Plusvalenza da cessione di azienda: ai fini del realizzo non conta l’incasso, quanto la conclusione del contratto. Vale in sostanza il principio di competenza.

by AdminStudio

“In tema di imposte sui redditi, la plusvalenza fiscalmente rilevante collegata alla cessione di un’azienda si realizza al momento della conclusione del contratto, mentre non hanno rilievo alcuno le vicende successive relative all’adempimento degli obblighi contrattuali, quali l’omessa percezione del prezzo o la sua eventuale rateizzazione, o l’estinzione dell’obbligazione per effetto di una transazione di carattere novativo, successivamente intervenuta.” (Cass. n. 4365 del 23/02/2011; conf. Cass. n. 4366 del 23/02/2011; Cass. n. 14848 del 07/06/2018; isolato rimane l’orientamento espresso da Cass. n. 5876 del 13/03/2014).

Tale orientamento viene confermato nella ordinanza n. 3936 del 13 febbraio 2024 dalla Sezione Tributaria della Corte di Cassazione (Pres. Manzon, Rel. Nonno).

Nel caso specifico l’avviso di accertamento era stato emesso però, come si legge nella sentenza, in ragione di una plusvalenza imputabile al contribuente in relazione ad una cessione immobiliare e della rettifica del reddito d’impresa con riferimento alle rimanenze finali, cedute in evasione di IVA.

La CTR respingeva l’appello proposto da AE evidenziando che il contratto di cessione immobiliare da cui era scaturita la plusvalenza era stato risolto dal Tribunale di Roma per mancato pagamento del prezzo, con conseguente annullamento della ripresa.

Ora, che di cessione immobiliare come si legge nelle premesse, si tratti o si tratti invece di cessione d’azienda come si legge invece nel principio giurisprudenziale citato, pare di poter affermare con certezza che siamo nell’ambito del reddito di impresa. Dunque a fronte della plusvalenza da cessione contrattualizzata (e costituente secondo il Giudice di legittimità elemento tassabile al momento del contratto) in caso di mancato pagamento potrà essere registrata una perdita di pari importo.

Dunque per la Coste ha errato la CTR a ritenere la rilevanza della risoluzione del contratto e il mancato pagamento del prezzo, “essendosi in ogni caso la plusvalenza realizzata al momento della cessione. E, in ogni caso, il contribuente, a seguito del mancato pagamento del prezzo, avrà comunque diritto a iscrivere a bilancio la relativa minusvalenza (Cass. n. 14560 del 26/05/2021; Cass. n. 24378 del 30/11/2016)”.

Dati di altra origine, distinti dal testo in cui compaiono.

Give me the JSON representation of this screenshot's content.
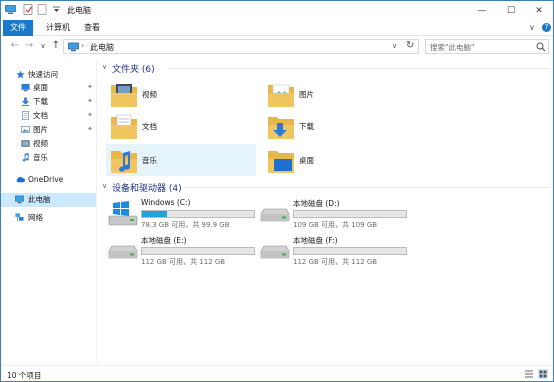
{
  "titlebar": {
    "title": "此电脑",
    "buttons": {
      "minimize": "—",
      "maximize": "☐",
      "close": "✕"
    }
  },
  "ribbon": {
    "tabs": [
      {
        "label": "文件",
        "active": true
      },
      {
        "label": "计算机",
        "active": false
      },
      {
        "label": "查看",
        "active": false
      }
    ],
    "collapse_glyph": "∨",
    "help_glyph": "?"
  },
  "navigation": {
    "back": "←",
    "forward": "→",
    "recent": "∨",
    "up": "↑",
    "breadcrumb": [
      "此电脑"
    ],
    "refresh": "↻",
    "search_placeholder": "搜索\"此电脑\""
  },
  "sidebar": {
    "items": [
      {
        "label": "快速访问",
        "icon": "star-icon"
      },
      {
        "label": "桌面",
        "icon": "desktop-icon",
        "pinned": true
      },
      {
        "label": "下载",
        "icon": "download-icon",
        "pinned": true
      },
      {
        "label": "文档",
        "icon": "documents-icon",
        "pinned": true
      },
      {
        "label": "图片",
        "icon": "pictures-icon",
        "pinned": true
      },
      {
        "label": "视频",
        "icon": "videos-icon"
      },
      {
        "label": "音乐",
        "icon": "music-icon"
      },
      {
        "label": "OneDrive",
        "icon": "cloud-icon"
      },
      {
        "label": "此电脑",
        "icon": "computer-icon",
        "selected": true
      },
      {
        "label": "网络",
        "icon": "network-icon"
      }
    ],
    "pin_glyph": "✦"
  },
  "main": {
    "folders_header": "文件夹 (6)",
    "folders": [
      {
        "name": "视频",
        "icon": "videos-folder-icon"
      },
      {
        "name": "图片",
        "icon": "pictures-folder-icon"
      },
      {
        "name": "文档",
        "icon": "documents-folder-icon"
      },
      {
        "name": "下载",
        "icon": "downloads-folder-icon"
      },
      {
        "name": "音乐",
        "icon": "music-folder-icon"
      },
      {
        "name": "桌面",
        "icon": "desktop-folder-icon"
      }
    ],
    "drives_header": "设备和驱动器 (4)",
    "drives": [
      {
        "name": "Windows (C:)",
        "size": "78.3 GB 可用，共 99.9 GB",
        "used_fraction": 0.22,
        "icon": "windows-drive-icon"
      },
      {
        "name": "本地磁盘 (D:)",
        "size": "109 GB 可用，共 109 GB",
        "used_fraction": 0.0,
        "icon": "hard-drive-icon"
      },
      {
        "name": "本地磁盘 (E:)",
        "size": "112 GB 可用，共 112 GB",
        "used_fraction": 0.0,
        "icon": "hard-drive-icon"
      },
      {
        "name": "本地磁盘 (F:)",
        "size": "112 GB 可用，共 112 GB",
        "used_fraction": 0.0,
        "icon": "hard-drive-icon"
      }
    ]
  },
  "statusbar": {
    "count": "10 个项目"
  },
  "colors": {
    "accent": "#1979ca",
    "selection": "#cce8ff",
    "hover": "#e5f3fb",
    "drive_fill": "#26a0da",
    "folder": "#f1c660",
    "header_text": "#1e3287"
  }
}
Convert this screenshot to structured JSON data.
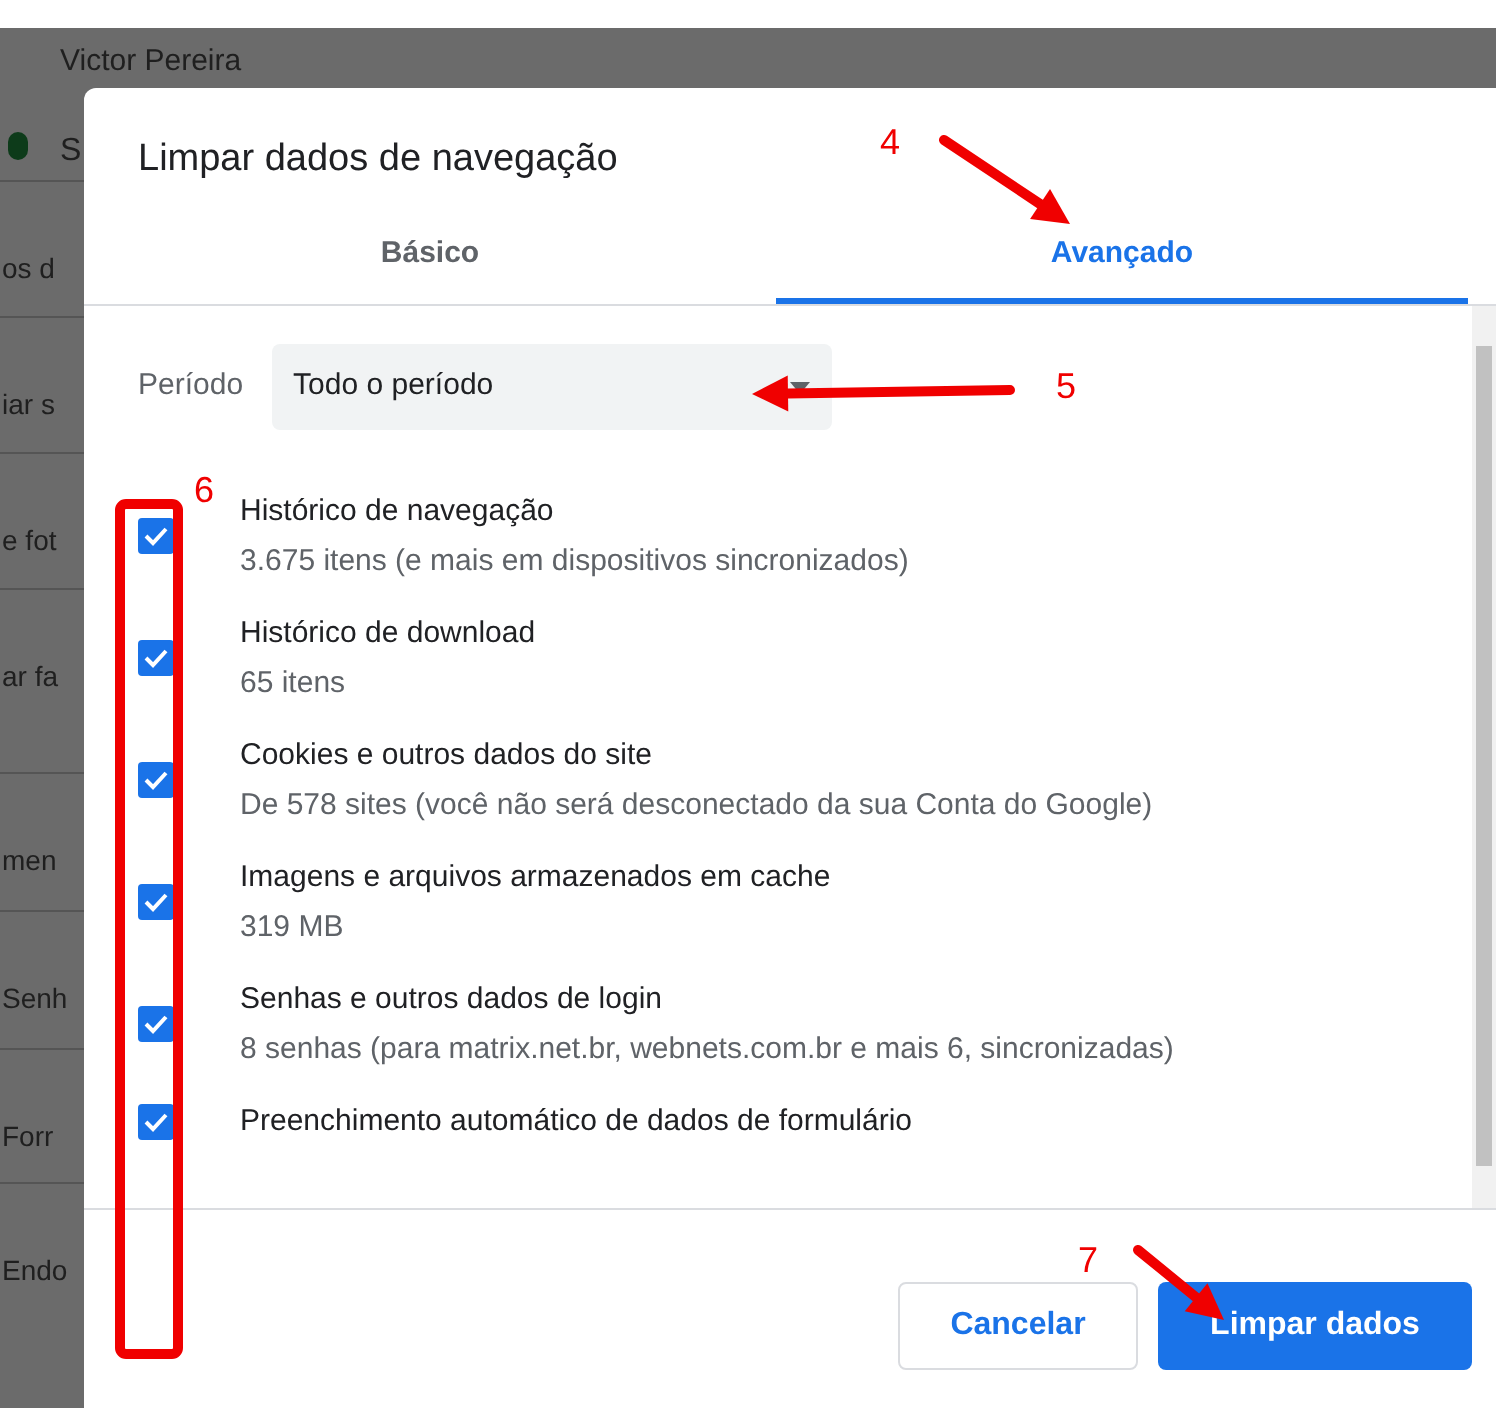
{
  "background": {
    "fragments": [
      "Victor Pereira",
      "S",
      "os d",
      "iar s",
      "e fot",
      "ar fa",
      "men",
      "Senh",
      "Forr",
      "Endo"
    ]
  },
  "dialog": {
    "title": "Limpar dados de navegação",
    "tabs": [
      {
        "label": "Básico",
        "selected": false
      },
      {
        "label": "Avançado",
        "selected": true
      }
    ],
    "period": {
      "label": "Período",
      "value": "Todo o período"
    },
    "items": [
      {
        "title": "Histórico de navegação",
        "description": "3.675 itens (e mais em dispositivos sincronizados)",
        "checked": true
      },
      {
        "title": "Histórico de download",
        "description": "65 itens",
        "checked": true
      },
      {
        "title": "Cookies e outros dados do site",
        "description": "De 578 sites (você não será desconectado da sua Conta do Google)",
        "checked": true
      },
      {
        "title": "Imagens e arquivos armazenados em cache",
        "description": "319 MB",
        "checked": true
      },
      {
        "title": "Senhas e outros dados de login",
        "description": "8 senhas (para matrix.net.br, webnets.com.br e mais 6, sincronizadas)",
        "checked": true
      },
      {
        "title": "Preenchimento automático de dados de formulário",
        "checked": true
      }
    ],
    "buttons": [
      {
        "label": "Cancelar",
        "kind": "secondary"
      },
      {
        "label": "Limpar dados",
        "kind": "primary"
      }
    ]
  },
  "annotations": [
    "4",
    "5",
    "6",
    "7"
  ]
}
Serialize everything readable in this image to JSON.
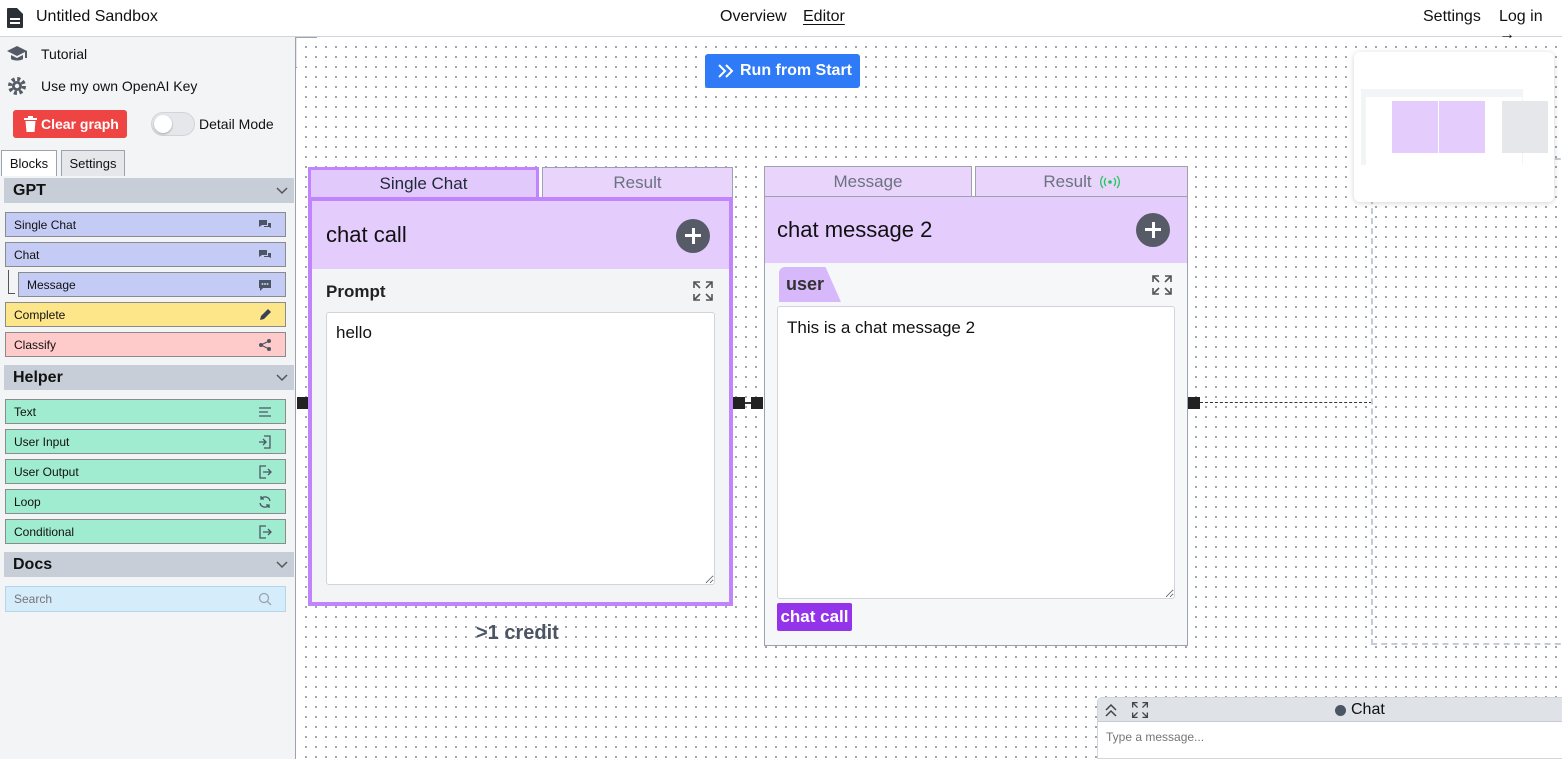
{
  "header": {
    "title": "Untitled Sandbox",
    "nav": [
      "Overview",
      "Editor"
    ],
    "settings": "Settings",
    "login": "Log in →"
  },
  "sidebar": {
    "tutorial": "Tutorial",
    "own_key": "Use my own OpenAI Key",
    "clear_graph": "Clear graph",
    "detail_mode": "Detail Mode",
    "tabs": [
      "Blocks",
      "Settings"
    ],
    "sections": {
      "gpt": "GPT",
      "helper": "Helper",
      "docs": "Docs"
    },
    "gpt_blocks": [
      "Single Chat",
      "Chat",
      "Message",
      "Complete",
      "Classify"
    ],
    "helper_blocks": [
      "Text",
      "User Input",
      "User Output",
      "Loop",
      "Conditional"
    ],
    "search_placeholder": "Search"
  },
  "canvas": {
    "run_button": "Run from Start",
    "node1": {
      "tabs": [
        "Single Chat",
        "Result"
      ],
      "title": "chat call",
      "field_label": "Prompt",
      "prompt": "hello",
      "credit": ">1 credit"
    },
    "node2": {
      "tabs": [
        "Message",
        "Result"
      ],
      "title": "chat message 2",
      "role": "user",
      "message": "This is a chat message 2",
      "tag": "chat call"
    }
  },
  "chat": {
    "label": "Chat",
    "placeholder": "Type a message..."
  }
}
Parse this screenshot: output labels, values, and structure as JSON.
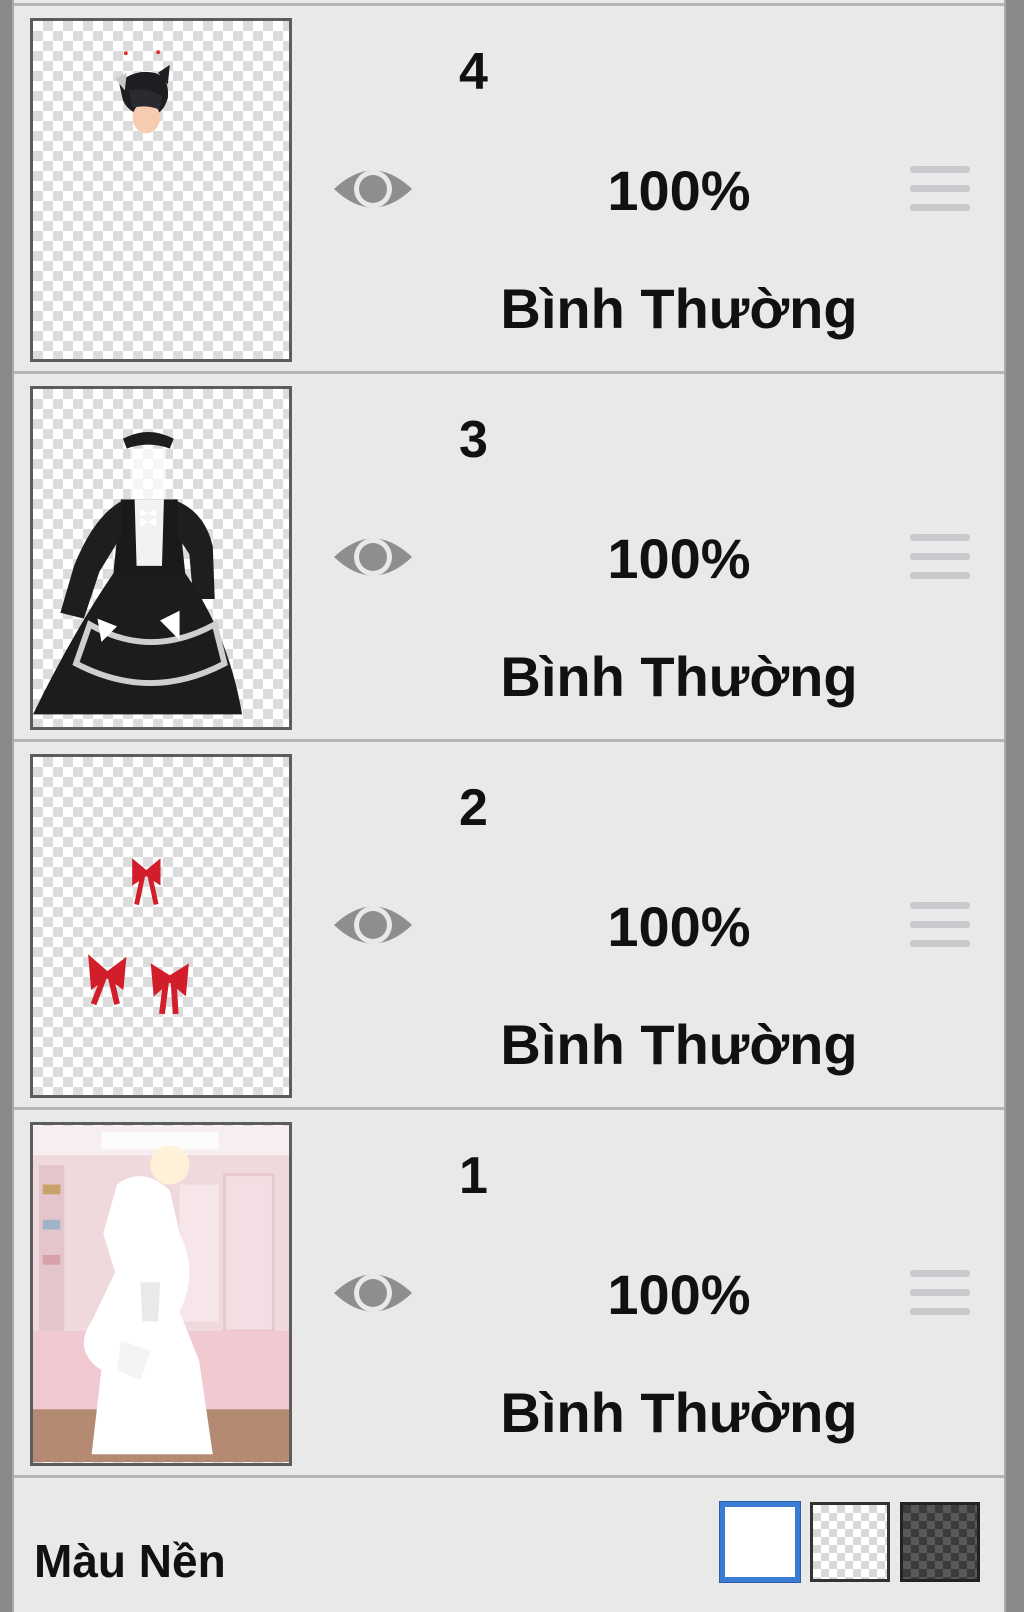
{
  "layers": [
    {
      "number": "4",
      "opacity": "100%",
      "blend_mode": "Bình Thường",
      "visible": true,
      "thumbnail": "character-head-with-cat-ears"
    },
    {
      "number": "3",
      "opacity": "100%",
      "blend_mode": "Bình Thường",
      "visible": true,
      "thumbnail": "black-maid-dress"
    },
    {
      "number": "2",
      "opacity": "100%",
      "blend_mode": "Bình Thường",
      "visible": true,
      "thumbnail": "red-bows"
    },
    {
      "number": "1",
      "opacity": "100%",
      "blend_mode": "Bình Thường",
      "visible": true,
      "thumbnail": "pink-room-background"
    }
  ],
  "footer": {
    "label": "Màu Nền",
    "swatches": [
      {
        "name": "white",
        "selected": true
      },
      {
        "name": "transparent",
        "selected": false
      },
      {
        "name": "dark-checker",
        "selected": false
      }
    ]
  },
  "colors": {
    "accent": "#3a7bd5",
    "panel_bg": "#e9e9e9",
    "eye_icon": "#8e8e8e",
    "handle": "#c9c9cd"
  },
  "icons": {
    "visibility": "eye-icon",
    "reorder": "drag-handle-icon"
  }
}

E’ bene precisare che non tutti i riferimenti giurisprudenziali citati a ritroso sono privi di problematiche interpretative e alcuni sono molto distanti tra loro. Infatti Cass. 5876/2014 identifica il concetto di realizzo con quello di incasso del credito, mentre, a contrario, Cass. 14848/2018 considera la cessione di una quota sociale realizzata al momento del contratto. Cioè in questo caso si tratta di una cessione fuori dal reddito di impresa considerata realizzata per competenza e non si capisce bene il motivo.

Una posizione più equilibrata sembra essere la citata Cass. 14560/2021 che tratta della cessione di un’azienda. Per la Corte il conseguente valore patrimoniale che si realizza con la cessione spiega, dunque, il perchè, ai fini delle imposte sui redditi, essa trova la sua disciplina principale nell’art. 86 T.U.I.R., che si occupa delle plusvalenze patrimoniali. Il secondo periodo del comma 2, infatti, stabilisce che “concorrono alla formazione del reddito anche le plusvalenze delle aziende, compreso il valore di avviamento, realizzate unitariamente mediante cessione a titolo oneroso”. In base alla disciplina in parola, la plusvalenza è la risultante della differenza tra il corrispettivo pattuito, al netto degli oneri accessori di diretta imputazione, e il costo non ammortizzato dei beni costituenti l’azienda stessa. Considerato, dunque, che la cessione di azienda a titolo oneroso costituisce un’operazione che realizza plusvalori collegati al reddito d’impresa, ne deriva che il criterio di competenza, di cui all’art. 109 T.U.I.R., comma 1, è – salvo le ipotesi tassativamente previste dalla legge – inderogabile per il contribuente, il quale non può dichiarare le componenti positive o negative a sua discrezione, ma solo nel periodo indicato dalla legge come di competenza.

Quindi in ambito aziendale “non è applicabile l’art. 67 T.U.I.R., che disciplina la differente ipotesi di partecipazioni possedute da persone fisiche, non imprenditori (capita/ gains) e non invece il principio inderogabile di competenza di cui all’art. 86 T.U.I.R., comma 2”.